Wespennest: Umsiedlung in Eigenregie ist tabu!
Wespennest: Umsiedlung in Eigenregie ist tabu! © Foto: pixabay
11.05.2015, 11:58 Uhr
(dpa) Gartenbesitzer dürfen Wespennester im Garten nicht eigenhändig umsiedeln. Denn das ist einerseits zu gefährlich. Andererseits stehen Wespen aufgrund ihrer wichtigen biologischen Funktion unter Naturschutz. Denn die Tiere jagen Schadinsekten. Darauf weist das Deutsche Grüne Kreuz hin. Ist eine Nestumsiedlung notwendig, wenden sich Betroffene an einen autorisierten Experten.

Alternativ können Gartenbesitzer auch einfach abwarten: Nachdem die Jungköniginnen das Nest verlassen haben, stirbt im Herbst das Volk ab, und die alten Nester des Vorjahres werden nicht wieder bezogen. Um keine neuen Wespen anzulocken, sollten Gartenbesitzer ihr Obst frühzeitig ernten und darauf achten, dass der Rasen frei von Blumen ist.
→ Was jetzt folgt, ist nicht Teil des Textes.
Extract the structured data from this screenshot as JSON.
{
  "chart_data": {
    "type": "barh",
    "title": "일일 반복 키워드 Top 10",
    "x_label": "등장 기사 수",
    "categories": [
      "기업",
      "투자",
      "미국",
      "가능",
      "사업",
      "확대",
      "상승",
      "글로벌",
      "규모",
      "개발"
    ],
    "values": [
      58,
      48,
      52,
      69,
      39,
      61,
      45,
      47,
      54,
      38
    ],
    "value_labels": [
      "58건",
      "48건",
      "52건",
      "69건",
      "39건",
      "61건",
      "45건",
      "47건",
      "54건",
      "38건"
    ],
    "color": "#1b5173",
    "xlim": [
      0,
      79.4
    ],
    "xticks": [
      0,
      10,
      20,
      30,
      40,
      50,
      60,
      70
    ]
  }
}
Von den insgesamt elf in Deutschland heimischen Wespenarten gelten nur zwei als lästig: Lediglich die Gemeine Wespe und die Deutsche Wespe interessieren sich für Süßspeisen und Getränke des Menschen. Die beiden aggressiven Spezies haben ihre Nester in Erdhöhlen oder anderen dunklen Hohlräumen. Freihängende Nester hingegen gehören nicht aggressiven Arten. Da einige dieser Arten bereits vom Aussterben bedroht sind, sollten Gartenbesitzer die harmlosen Nester auf keinen Fall zerstören.